Speaker Deck is a simple application. You upload a pdf of a presentation that has been exported from Keynote, Powerpoint, or something similar, and it turns it into a deck of images that are easily viewed thru an HTML5 slide browser.
So what makes it tick? Here’s the rundown from a high level:
- Ruby on Rails web framework
- A bunch of ruby gems which I’ll list below
- MongoDB, a high-performance document-oriented database
- Redis is an advanced key-value store
- FOG is technically a ruby gem, which get their own section below, but had to mention it here as it makes storing files in the cloud super easy
Platform as a service and software as a service providers:
- Heroku is a platform for easily and quickly deploying, hosting, and scaling applications built on Ruby, Node.js, and now Clojure. A simple “git push heroku” lets us deploy to the cloud.
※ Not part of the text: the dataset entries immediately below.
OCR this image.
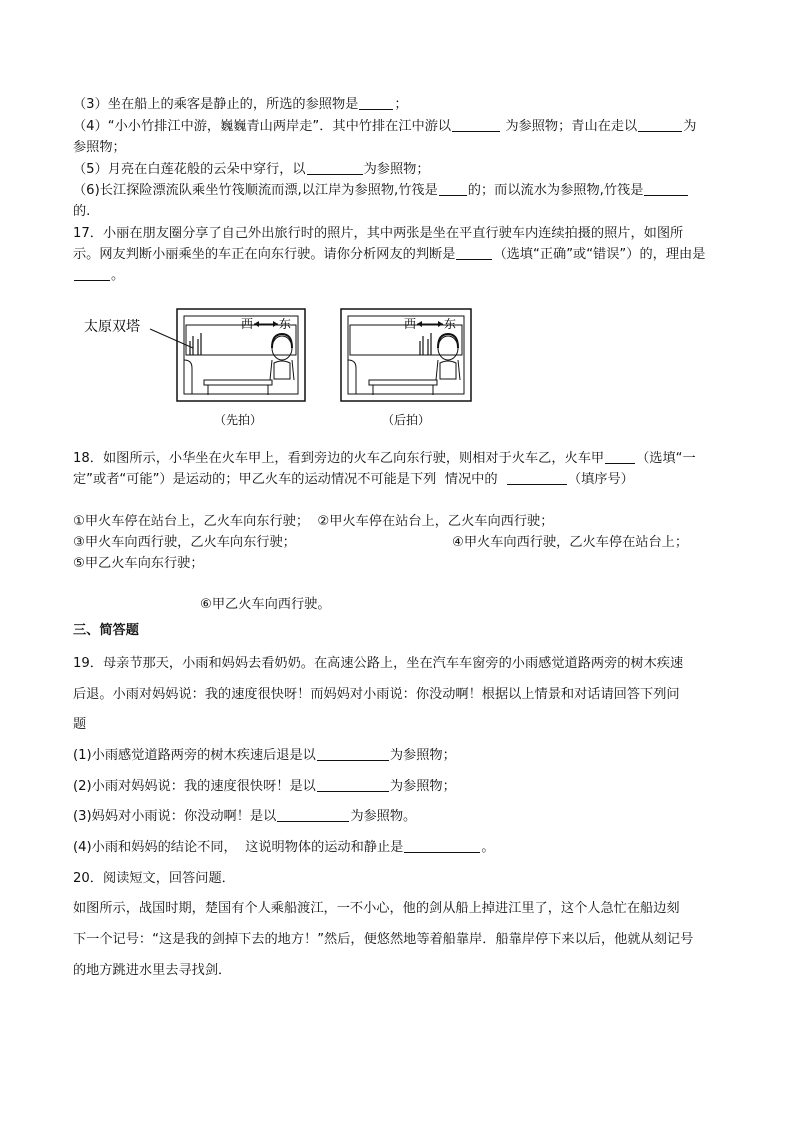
（3）坐在船上的乘客是静止的，所选的参照物是	；
（4）“小小竹排江中游，巍巍青山两岸走”．其中竹排在江中游以	为参照物；青山在走以	为
参照物；
（5）月亮在白莲花般的云朵中穿行，以	为参照物；
（6)长江探险漂流队乘坐竹筏顺流而漂,以江岸为参照物,竹筏是 的；而以流水为参照物,竹筏是
的.
17．小丽在朋友圈分享了自己外出旅行时的照片，其中两张是坐在平直行驶车内连续拍摄的照片，如图所
示。网友判断小丽乘坐的车正在向东行驶。请你分析网友的判断是	（选填“正确”或“错误”）的，理由是
。
太原双塔	西 东
（先拍）
西 东
（后拍）
18．如图所示，小华坐在火车甲上，看到旁边的火车乙向东行驶，则相对于火车乙，火车甲 （选填“一
定”或者“可能”）是运动的；甲乙火车的运动情况不可能是下列  情况中的	（填序号）
①甲火车停在站台上，乙火车向东行驶； ②甲火车停在站台上，乙火车向西行驶；
③甲火车向西行驶，乙火车向东行驶；	④甲火车向西行驶，乙火车停在站台上；
⑤甲乙火车向东行驶；
⑥甲乙火车向西行驶。
三、简答题
19．母亲节那天，小雨和妈妈去看奶奶。在高速公路上，坐在汽车车窗旁的小雨感觉道路两旁的树木疾速
后退。小雨对妈妈说：我的速度很快呀！而妈妈对小雨说：你没动啊！根据以上情景和对话请回答下列问
题
(1)小雨感觉道路两旁的树木疾速后退是以	为参照物；
(2)小雨对妈妈说：我的速度很快呀！是以	为参照物；
(3)妈妈对小雨说：你没动啊！是以	为参照物。
(4)小雨和妈妈的结论不同，  这说明物体的运动和静止是	。
20．阅读短文，回答问题．
如图所示，战国时期，楚国有个人乘船渡江，一不小心，他的剑从船上掉进江里了，这个人急忙在船边刻
下一个记号：“这是我的剑掉下去的地方！”然后，便悠然地等着船靠岸．船靠岸停下来以后，他就从刻记号
的地方跳进水里去寻找剑．
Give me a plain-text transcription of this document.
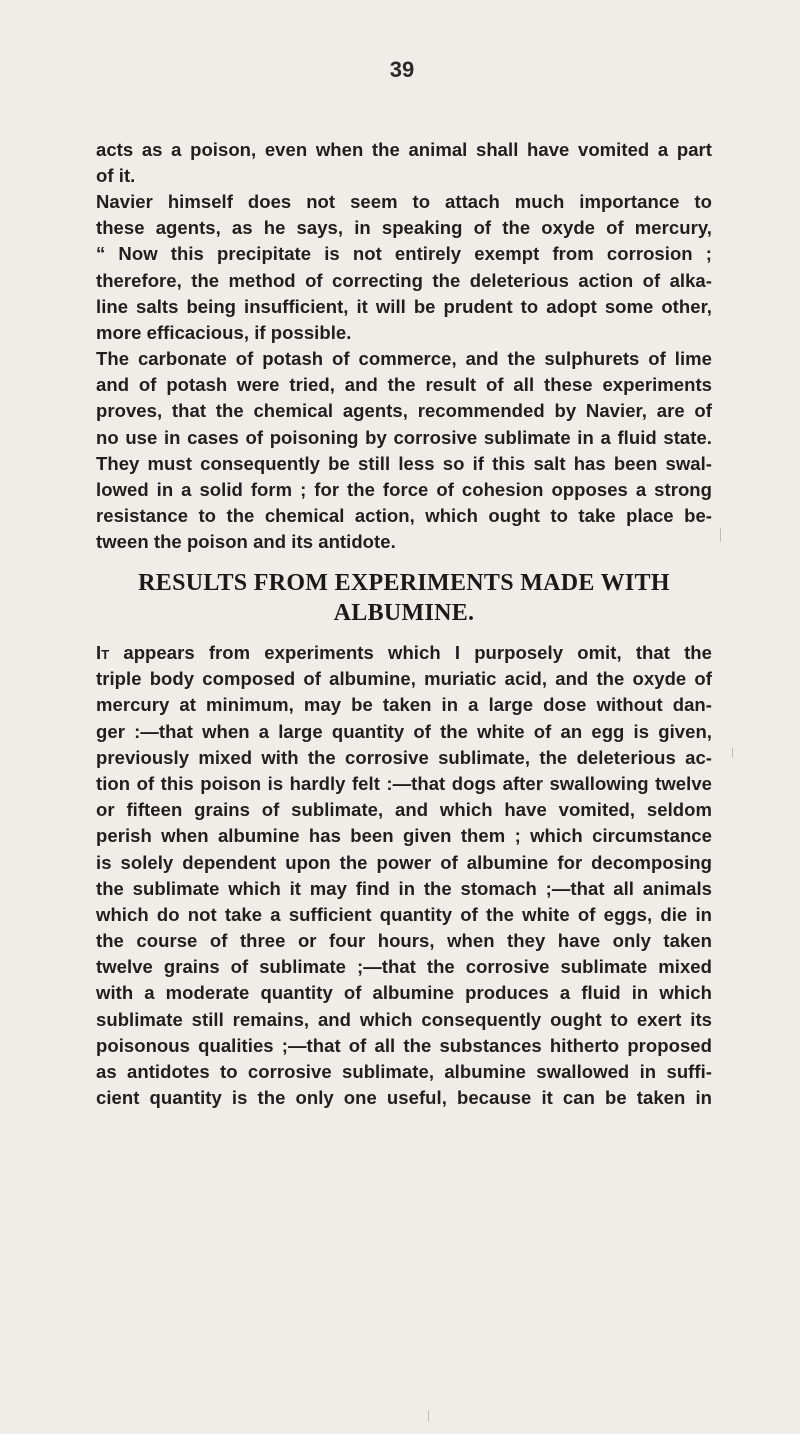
39
acts as a poison, even when the animal shall have vomited a part
of it.
Navier himself does not seem to attach much importance to
these agents, as he says, in speaking of the oxyde of mercury,
“ Now this precipitate is not entirely exempt from corrosion ;
therefore, the method of correcting the deleterious action of alka-
line salts being insufficient, it will be prudent to adopt some other,
more efficacious, if possible.
The carbonate of potash of commerce, and the sulphurets of lime
and of potash were tried, and the result of all these experiments
proves, that the chemical agents, recommended by Navier, are of
no use in cases of poisoning by corrosive sublimate in a fluid state.
They must consequently be still less so if this salt has been swal-
lowed in a solid form ; for the force of cohesion opposes a strong
resistance to the chemical action, which ought to take place be-
tween the poison and its antidote.
RESULTS FROM EXPERIMENTS MADE WITH
ALBUMINE.
It appears from experiments which I purposely omit, that the
triple body composed of albumine, muriatic acid, and the oxyde of
mercury at minimum, may be taken in a large dose without dan-
ger :—that when a large quantity of the white of an egg is given,
previously mixed with the corrosive sublimate, the deleterious ac-
tion of this poison is hardly felt :—that dogs after swallowing twelve
or fifteen grains of sublimate, and which have vomited, seldom
perish when albumine has been given them ; which circumstance
is solely dependent upon the power of albumine for decomposing
the sublimate which it may find in the stomach ;—that all animals
which do not take a sufficient quantity of the white of eggs, die in
the course of three or four hours, when they have only taken
twelve grains of sublimate ;—that the corrosive sublimate mixed
with a moderate quantity of albumine produces a fluid in which
sublimate still remains, and which consequently ought to exert its
poisonous qualities ;—that of all the substances hitherto proposed
as antidotes to corrosive sublimate, albumine swallowed in suffi-
cient quantity is the only one useful, because it can be taken in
- MongoHQ is where we host our MongoDB database. They manage the servers so we don’t have to.
- Redis To Go is a hosted Redis database solution. We use Redis for job queues and Redis To Go lets us quickly scale our database to meet our needs at the time.
- Amazon Simple Storage Service, otherwise known as Amazon S3, is a quick and easy way for us to host thousands of slides and pdf’s without going broke. They charge by the gigabyte for bandwidth and storage and its darn cheap.
- rails 3.1
- Nunemaker’s fork of imanip
There are a few more pieces of software we use for testing but this post is already getting kind of long.
So what are you using in your software stack?